Kamis, 23 Oktober 2014

Kejutan yang manis





    Sudah berulang kali murid-muridku mendatangiku untuk menanyakan tanggal lahirku. Kali ini sang ketua kelaslah yang mencoba untuk menanyakannya kembali. Aku tersenyum-senyum sambil bergurau aku berkata “lihat saja dipapan data guru yang ada di kantor”.dengan langkah gontai mereka kembali duduk dibangku kulihat,ada sedikit raut wajah kecewa dari mereka.
 
   Keesokan harinya mereka masih belum bosan menanyakan tanggal lahirku. Dengan sedikit bermohon, merekapun datang berombongan di mejaku. Kalau sudah begini akupun tidak sampai hati pada mereka.Naluriku sebagai seorang Ibu muncul saat itu juga. Akupun memberitahukan tanggal lahirku. Merekapun meloncat, bersorak kegirangan.  Entah surprise apa yang akan mereka buat pada hari ulang tahunku, yang jelas sesudah hari itu,beberapa siswa kembali datang padaku,untuk menanyakan warna kesukaanku. beberapakali aku mendapatkan mereka saling berbisik di kelas.

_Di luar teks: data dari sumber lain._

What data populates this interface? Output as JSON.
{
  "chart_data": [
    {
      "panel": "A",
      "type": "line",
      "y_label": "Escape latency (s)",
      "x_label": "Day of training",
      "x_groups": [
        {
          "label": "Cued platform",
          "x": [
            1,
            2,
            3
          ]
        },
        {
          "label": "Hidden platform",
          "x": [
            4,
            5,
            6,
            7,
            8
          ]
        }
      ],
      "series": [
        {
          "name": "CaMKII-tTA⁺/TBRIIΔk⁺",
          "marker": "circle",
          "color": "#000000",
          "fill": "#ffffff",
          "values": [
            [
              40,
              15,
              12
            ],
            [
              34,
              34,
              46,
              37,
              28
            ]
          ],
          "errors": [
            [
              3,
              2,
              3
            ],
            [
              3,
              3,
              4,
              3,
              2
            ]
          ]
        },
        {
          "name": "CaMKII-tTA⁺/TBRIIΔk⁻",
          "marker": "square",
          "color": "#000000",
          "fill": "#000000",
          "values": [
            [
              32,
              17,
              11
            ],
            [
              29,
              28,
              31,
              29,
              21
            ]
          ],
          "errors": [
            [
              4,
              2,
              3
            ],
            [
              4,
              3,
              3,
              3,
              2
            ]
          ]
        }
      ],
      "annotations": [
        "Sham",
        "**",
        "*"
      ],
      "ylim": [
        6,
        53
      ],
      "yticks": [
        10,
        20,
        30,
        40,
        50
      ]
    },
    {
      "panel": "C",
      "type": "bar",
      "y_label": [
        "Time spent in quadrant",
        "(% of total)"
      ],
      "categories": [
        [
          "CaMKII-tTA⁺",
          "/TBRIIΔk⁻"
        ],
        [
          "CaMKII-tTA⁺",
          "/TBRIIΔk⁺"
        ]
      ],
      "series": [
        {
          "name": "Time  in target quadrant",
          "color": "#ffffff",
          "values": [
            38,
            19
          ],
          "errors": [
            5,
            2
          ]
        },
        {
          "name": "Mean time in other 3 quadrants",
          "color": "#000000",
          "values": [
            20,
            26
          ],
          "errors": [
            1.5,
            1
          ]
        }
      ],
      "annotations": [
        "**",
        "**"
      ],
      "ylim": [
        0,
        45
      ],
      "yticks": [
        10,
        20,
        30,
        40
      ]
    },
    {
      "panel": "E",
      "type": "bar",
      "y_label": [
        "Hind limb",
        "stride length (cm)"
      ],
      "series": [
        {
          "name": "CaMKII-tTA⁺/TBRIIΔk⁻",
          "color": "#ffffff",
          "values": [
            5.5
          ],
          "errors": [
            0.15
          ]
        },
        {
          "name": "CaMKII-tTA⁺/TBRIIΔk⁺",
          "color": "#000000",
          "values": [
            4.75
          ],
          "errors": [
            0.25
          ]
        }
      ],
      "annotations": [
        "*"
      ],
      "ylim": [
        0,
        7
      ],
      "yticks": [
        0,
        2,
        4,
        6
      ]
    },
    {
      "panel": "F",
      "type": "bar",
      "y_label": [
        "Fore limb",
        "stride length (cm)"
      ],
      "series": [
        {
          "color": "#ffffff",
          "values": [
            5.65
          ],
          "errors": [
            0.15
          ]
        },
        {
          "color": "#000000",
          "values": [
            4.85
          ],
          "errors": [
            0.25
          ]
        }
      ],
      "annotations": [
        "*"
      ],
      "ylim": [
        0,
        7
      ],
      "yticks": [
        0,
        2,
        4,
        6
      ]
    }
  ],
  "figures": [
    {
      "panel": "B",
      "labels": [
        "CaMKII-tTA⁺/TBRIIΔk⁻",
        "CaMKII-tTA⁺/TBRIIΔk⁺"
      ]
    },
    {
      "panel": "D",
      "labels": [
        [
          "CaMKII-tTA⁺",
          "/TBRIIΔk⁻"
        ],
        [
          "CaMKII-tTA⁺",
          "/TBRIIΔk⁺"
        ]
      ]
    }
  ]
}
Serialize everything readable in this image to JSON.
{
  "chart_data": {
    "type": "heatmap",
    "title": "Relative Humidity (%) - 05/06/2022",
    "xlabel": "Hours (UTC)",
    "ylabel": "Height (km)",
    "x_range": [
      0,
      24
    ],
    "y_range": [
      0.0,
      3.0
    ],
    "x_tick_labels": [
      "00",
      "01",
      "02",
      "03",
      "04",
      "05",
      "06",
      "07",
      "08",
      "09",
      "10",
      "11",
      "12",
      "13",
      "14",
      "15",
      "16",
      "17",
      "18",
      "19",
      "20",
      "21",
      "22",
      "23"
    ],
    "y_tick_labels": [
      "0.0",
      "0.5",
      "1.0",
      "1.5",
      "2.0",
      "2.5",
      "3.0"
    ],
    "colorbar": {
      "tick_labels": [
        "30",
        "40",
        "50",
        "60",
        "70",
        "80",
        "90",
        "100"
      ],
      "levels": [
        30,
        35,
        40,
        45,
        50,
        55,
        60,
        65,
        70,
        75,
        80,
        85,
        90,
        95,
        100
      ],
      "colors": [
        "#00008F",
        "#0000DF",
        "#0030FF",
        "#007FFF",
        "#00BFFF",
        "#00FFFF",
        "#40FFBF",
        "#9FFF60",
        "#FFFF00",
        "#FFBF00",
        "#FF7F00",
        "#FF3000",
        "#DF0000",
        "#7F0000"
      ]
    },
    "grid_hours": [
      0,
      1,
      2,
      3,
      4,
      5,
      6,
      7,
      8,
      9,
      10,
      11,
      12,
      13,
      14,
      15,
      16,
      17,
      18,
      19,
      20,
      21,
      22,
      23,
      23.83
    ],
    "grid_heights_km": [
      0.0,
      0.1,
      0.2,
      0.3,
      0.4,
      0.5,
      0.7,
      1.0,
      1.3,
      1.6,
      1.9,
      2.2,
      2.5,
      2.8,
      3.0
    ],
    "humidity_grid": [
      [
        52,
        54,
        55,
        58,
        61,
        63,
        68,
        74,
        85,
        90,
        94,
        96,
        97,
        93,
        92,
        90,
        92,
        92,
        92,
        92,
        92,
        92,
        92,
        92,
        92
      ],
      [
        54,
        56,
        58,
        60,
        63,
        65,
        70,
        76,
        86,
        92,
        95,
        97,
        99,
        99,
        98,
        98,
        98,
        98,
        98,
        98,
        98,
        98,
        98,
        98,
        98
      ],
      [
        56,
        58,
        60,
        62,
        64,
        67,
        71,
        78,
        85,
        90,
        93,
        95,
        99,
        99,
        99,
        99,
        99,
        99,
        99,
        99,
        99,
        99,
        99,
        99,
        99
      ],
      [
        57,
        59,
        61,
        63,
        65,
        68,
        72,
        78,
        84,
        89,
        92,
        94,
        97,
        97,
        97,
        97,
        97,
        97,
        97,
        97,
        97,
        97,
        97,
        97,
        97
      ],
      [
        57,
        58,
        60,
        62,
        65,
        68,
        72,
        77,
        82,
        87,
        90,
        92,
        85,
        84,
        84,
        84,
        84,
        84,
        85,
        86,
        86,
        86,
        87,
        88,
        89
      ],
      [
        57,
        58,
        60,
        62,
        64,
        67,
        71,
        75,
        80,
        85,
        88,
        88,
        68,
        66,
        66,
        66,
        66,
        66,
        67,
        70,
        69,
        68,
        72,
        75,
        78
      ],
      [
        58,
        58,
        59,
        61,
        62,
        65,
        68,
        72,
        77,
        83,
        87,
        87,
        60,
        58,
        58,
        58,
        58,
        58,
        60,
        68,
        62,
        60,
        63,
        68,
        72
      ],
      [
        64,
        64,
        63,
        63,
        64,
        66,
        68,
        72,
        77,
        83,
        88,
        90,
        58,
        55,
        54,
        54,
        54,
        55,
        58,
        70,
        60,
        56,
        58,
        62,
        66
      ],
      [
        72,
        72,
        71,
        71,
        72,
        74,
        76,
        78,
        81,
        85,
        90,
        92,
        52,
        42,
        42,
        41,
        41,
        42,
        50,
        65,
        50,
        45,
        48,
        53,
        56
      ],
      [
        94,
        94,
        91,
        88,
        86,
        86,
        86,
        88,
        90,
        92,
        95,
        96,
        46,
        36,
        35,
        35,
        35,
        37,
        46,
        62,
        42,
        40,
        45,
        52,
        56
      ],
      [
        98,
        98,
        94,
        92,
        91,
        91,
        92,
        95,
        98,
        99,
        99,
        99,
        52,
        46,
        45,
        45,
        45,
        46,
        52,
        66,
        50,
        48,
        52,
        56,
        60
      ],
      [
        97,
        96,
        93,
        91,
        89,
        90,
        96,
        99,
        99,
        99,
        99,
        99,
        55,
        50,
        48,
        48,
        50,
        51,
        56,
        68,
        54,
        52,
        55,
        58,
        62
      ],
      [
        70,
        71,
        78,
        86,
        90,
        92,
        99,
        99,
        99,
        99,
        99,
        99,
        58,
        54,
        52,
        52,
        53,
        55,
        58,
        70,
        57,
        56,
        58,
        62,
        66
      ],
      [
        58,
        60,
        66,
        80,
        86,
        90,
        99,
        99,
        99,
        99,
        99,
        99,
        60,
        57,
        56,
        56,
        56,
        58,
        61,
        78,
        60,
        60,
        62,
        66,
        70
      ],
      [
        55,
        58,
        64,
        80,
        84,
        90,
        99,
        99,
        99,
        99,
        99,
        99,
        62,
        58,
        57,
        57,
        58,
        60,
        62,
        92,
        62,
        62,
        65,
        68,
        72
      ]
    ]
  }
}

   Hari itu Rabu Tanggal 24 september 2014 pukul 12.30 aku bergegas berangkat kesekolah. Kelas kami IVA memang sudah semenjak tiga bulan terakhir ini masuk siang.karena sekolah sementara di renovasi. pukul 12.50, dari kantor akupun beranjak melangkah menuju ke kelasku yang ada di lantai dua. Kunaiki anak tangga satu persatu, siswa kelas IVBpun berjejer berdiri di tiap anak tangga tersebut,seolah-olah kedatanganku hari itu sangat istimewa.

   “Selamat ulangTahun ibu guru”, mereka menyapaku dengan serempak, ketika aku berada di pintu kelas. Merekapun menyanyikan lagu “Selamat Ulang Tahun” untukku. Aku sangat terkejut dengan semua ini, Kulihat didalam kelas penuh dengan balon warna-warni, ada kue ulang tahun dan kado-kado yang terbungkus dengan rapi. Sejenak aku terdiam, terharu dengan semua ini. Begitu kompaknya mereka.sehingga bisa memberikan sesuatu yang sangat berkesan di hari ulang tahunku ini. Ya… inilah yang kutanamkan pada mereka agar dapat mencapai hasil yang bagus,perlu adanya kerjasama tim.

    Akupun terharu atas semua yang diberikan oleh siswa-siswiku di ulang tahunku yang ke-38 ini.sederhana namun istimewa, semoga Allah tetap melimpahkan kesehatan untukku agar aku bisa membentuk dan mendidik tunas-tunas harapan bangsa. Tak terasa airmataku menetes saat itu juga, anak-anakpun menjadi ikut terharu. Kuucapkan terimakasih kepada mereka. Tangiskupun semakin menjadi ketika kulihat sang ketua kelas pengagas ide ini menangis tersedu-sedu,ketikaku mendekatinya,dan bertanya kepadanya,ternyata ia menangis bukan karena terharu, tapi kakinya barusan ditendang oleh teman yang duduk disebelahnya. Akupun tersenyum geli sendiri.



Buat siswa-siswi kelas IVA SDN 2 Tatura. Thanks for everything.